Since launching commercial operations in January 2000, Emageon has gained market share across the country. In the past two years, the firm has entered into user agreements with medical centers in Arizona, California, Illinois, Michigan, Minnesota, Missouri, New Jersey, Pennsylvania and Wisconsin as well as in its home state, where it has worked with Baptist, Brookwood Medical Center, St. Vincent's Hospital and the University of Alabama at Birmingham Hospital.
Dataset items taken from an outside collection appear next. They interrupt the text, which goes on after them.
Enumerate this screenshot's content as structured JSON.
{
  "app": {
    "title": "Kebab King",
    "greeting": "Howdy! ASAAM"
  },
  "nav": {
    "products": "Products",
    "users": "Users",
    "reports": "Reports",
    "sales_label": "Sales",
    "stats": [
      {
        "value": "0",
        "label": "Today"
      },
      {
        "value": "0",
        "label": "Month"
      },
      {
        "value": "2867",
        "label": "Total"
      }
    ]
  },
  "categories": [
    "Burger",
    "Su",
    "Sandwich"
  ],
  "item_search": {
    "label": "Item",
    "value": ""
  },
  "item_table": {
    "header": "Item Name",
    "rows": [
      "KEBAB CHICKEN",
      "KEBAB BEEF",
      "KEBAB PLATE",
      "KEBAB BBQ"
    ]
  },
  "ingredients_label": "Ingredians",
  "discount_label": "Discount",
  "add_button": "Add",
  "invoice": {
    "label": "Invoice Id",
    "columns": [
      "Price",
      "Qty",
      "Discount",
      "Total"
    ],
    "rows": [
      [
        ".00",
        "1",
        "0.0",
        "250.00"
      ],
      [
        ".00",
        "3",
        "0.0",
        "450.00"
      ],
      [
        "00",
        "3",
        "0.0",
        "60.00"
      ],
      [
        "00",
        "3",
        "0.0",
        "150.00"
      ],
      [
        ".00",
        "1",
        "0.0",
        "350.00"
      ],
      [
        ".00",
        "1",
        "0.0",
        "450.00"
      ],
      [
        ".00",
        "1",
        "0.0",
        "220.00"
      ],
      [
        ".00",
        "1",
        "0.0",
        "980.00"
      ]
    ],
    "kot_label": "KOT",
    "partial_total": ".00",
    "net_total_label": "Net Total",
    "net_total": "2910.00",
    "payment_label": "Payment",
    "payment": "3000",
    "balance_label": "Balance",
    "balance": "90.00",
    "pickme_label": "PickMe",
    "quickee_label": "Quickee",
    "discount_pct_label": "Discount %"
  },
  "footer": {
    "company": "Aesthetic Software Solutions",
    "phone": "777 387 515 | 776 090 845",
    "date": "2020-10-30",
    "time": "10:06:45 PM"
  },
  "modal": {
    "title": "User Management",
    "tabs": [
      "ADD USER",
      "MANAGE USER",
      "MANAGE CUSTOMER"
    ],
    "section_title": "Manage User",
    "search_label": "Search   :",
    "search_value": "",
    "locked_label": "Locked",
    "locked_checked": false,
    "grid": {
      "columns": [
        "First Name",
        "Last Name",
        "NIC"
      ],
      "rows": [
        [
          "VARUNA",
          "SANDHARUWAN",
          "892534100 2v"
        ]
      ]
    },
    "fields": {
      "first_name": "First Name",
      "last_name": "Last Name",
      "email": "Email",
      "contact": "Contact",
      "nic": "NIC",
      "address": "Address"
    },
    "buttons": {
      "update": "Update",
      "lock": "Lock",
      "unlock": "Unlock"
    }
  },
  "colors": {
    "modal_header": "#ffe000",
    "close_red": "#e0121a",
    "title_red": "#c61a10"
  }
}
Emageon's revenue has soared in the three-plus years the firm has been in business. In its first year of commercial operations - in 2000 - Emageon recorded $500,000 in revenue. That grew to $3 million in 2001, shot to $13 million last year and is expected to top $25 million this year, says Silva-Craig, the company's chief operating officer.

At that, says president and CEO Chuck Jett, "we believe we can continue to grow at a significant rate in the United States."

To date, 125 hospitals nationwide have committed to installing Emageon's technology, and that number is on the rise. This year alone, Emageon announced contracts with four additional hospital companies and is nearing agreements with others.

The company's roots date to late 1997, when researchers in UAB's Department of Neurosurgery began developing a Java-based system to provide real-time access to MRI and CT images during surgical procedures and as a cost-effective way to store and retrieve such images.

As a result, Silva-Craig says, "you'll see our market share continue to increase."We have a nice road map of continued innovation."